Her debut release ...Introducing Robin McKelle
#6 Billboard Debut Charting Debut album
#5 on Amazon.com
#1 at barnesandnoble.com
The horn section enters first, as luxuriously cosmopolitan-sounding as the tuxedo-clad players from a black-and-white movie classic, and sets a lively pace before McKelle herself steps up to the mike. She delivers the playfully flirtatious lyrics, scatting confidently over the melody. The entire combo is having so much fun - and so are you - that the tune is almost over before you realize it's an ingenious re-arrangement of Steve Miller's seventies classic, "Abracadabra."
That opening gambit sets the tone for everything that follows: There are more rhythm and blues touches, revealing McKelle's torchy side, and she concludes the album with a self-penned ballad ("Remember") that fits in comfortably with the American Songbook gems that precede it. Modern Antique will impress the ever-growing audience who've already discovered McKelle -- via National Public Radio, her glowing press notices, or good old word of mouth -- and it should attract the even wider audience in the U.S. she clearly deserves. The Europeans are way ahead of us when it comes to McKelle; she's already a vocal jazz star in France.
The adventurous spirit McKelle brings to Modern Antique has distinguished her career from the start. For her debut disc, the Boston-based singer had such conviction about the jazz record she wanted to make that she was willing to risk her own finances to record it - no small feat, given the arrangements that needed to be commissioned, the top-notch players to be hired. Arranger-producer-trumpeter Willie Murillo (Brian Setzer Orchestra, Aimee Mann) shared her vision. Together they fashioned an album that balanced period authenticity with the present-tense thrill of hearing an artist eager to put her own stamp on songs like "Something's Got To Give" and "Night & Day."

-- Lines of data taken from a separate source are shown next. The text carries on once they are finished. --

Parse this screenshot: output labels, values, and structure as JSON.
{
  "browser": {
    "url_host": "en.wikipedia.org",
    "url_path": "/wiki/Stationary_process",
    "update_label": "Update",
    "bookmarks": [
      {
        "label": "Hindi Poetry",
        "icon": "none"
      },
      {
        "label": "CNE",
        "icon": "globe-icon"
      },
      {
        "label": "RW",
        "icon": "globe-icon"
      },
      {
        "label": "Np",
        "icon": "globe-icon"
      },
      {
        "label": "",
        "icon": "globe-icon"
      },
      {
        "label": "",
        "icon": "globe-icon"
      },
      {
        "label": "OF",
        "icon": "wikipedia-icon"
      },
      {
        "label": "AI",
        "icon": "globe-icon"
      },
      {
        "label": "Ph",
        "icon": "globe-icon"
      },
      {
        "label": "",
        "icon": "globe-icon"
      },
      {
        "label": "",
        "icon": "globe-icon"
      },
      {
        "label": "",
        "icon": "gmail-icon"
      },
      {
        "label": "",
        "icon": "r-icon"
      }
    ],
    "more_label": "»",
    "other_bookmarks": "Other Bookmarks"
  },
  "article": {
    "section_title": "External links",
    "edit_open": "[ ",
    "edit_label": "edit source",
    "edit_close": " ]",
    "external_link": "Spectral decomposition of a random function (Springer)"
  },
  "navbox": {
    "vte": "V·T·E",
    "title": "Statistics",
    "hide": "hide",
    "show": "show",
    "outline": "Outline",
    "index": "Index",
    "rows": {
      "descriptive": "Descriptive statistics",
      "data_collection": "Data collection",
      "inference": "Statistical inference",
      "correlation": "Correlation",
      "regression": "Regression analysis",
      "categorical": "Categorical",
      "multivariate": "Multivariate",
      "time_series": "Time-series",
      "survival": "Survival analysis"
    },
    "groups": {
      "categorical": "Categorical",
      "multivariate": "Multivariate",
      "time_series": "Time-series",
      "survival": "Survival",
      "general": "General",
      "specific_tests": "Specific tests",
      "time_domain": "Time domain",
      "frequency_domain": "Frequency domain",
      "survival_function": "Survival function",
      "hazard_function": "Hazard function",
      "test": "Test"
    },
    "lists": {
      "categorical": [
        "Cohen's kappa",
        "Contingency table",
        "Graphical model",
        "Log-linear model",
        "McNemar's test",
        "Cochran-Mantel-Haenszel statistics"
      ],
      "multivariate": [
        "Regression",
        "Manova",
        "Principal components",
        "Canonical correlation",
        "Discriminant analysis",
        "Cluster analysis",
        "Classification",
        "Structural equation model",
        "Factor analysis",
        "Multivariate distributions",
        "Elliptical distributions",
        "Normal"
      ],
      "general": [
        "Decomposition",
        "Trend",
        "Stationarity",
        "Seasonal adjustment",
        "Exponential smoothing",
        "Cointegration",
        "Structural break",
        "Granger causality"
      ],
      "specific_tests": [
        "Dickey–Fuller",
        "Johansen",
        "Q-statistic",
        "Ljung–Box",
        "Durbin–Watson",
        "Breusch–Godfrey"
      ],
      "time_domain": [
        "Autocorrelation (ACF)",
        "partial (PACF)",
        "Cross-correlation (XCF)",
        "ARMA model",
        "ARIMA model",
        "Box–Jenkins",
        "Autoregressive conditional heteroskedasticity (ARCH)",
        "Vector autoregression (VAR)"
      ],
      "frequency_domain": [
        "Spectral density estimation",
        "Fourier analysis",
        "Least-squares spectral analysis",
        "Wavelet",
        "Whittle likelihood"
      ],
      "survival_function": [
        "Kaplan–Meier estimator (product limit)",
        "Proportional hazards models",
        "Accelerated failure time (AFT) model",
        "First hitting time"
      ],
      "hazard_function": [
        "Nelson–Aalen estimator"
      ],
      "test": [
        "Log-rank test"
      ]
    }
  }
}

On Modern Antique, McKelle - who's taught voice at her alma mater, Berklee, and sung with the Boston Pops -- allows herself more room to stretch artistically and "put more of my personality and my own touch on it." McKelle especially helped to shape smoldering ballads like "Save Your Love For Me," which boasts a sumptuous string arrangement, and the urbanely sexy "Lover Man."
As for that unlikely but utterly convincing cover of Steve Miller, it serendipitously fell into McKelle's lap as she was driving. McKelle says, "I was coming home from a gig one night, I heard that song, and the idea popped into my head. I turned up the radio and thought, this could be great as a swing tune. I called Willie right away. The thing is, I mostly never listen to the radio in the car, and if I do, it's usually talk radio."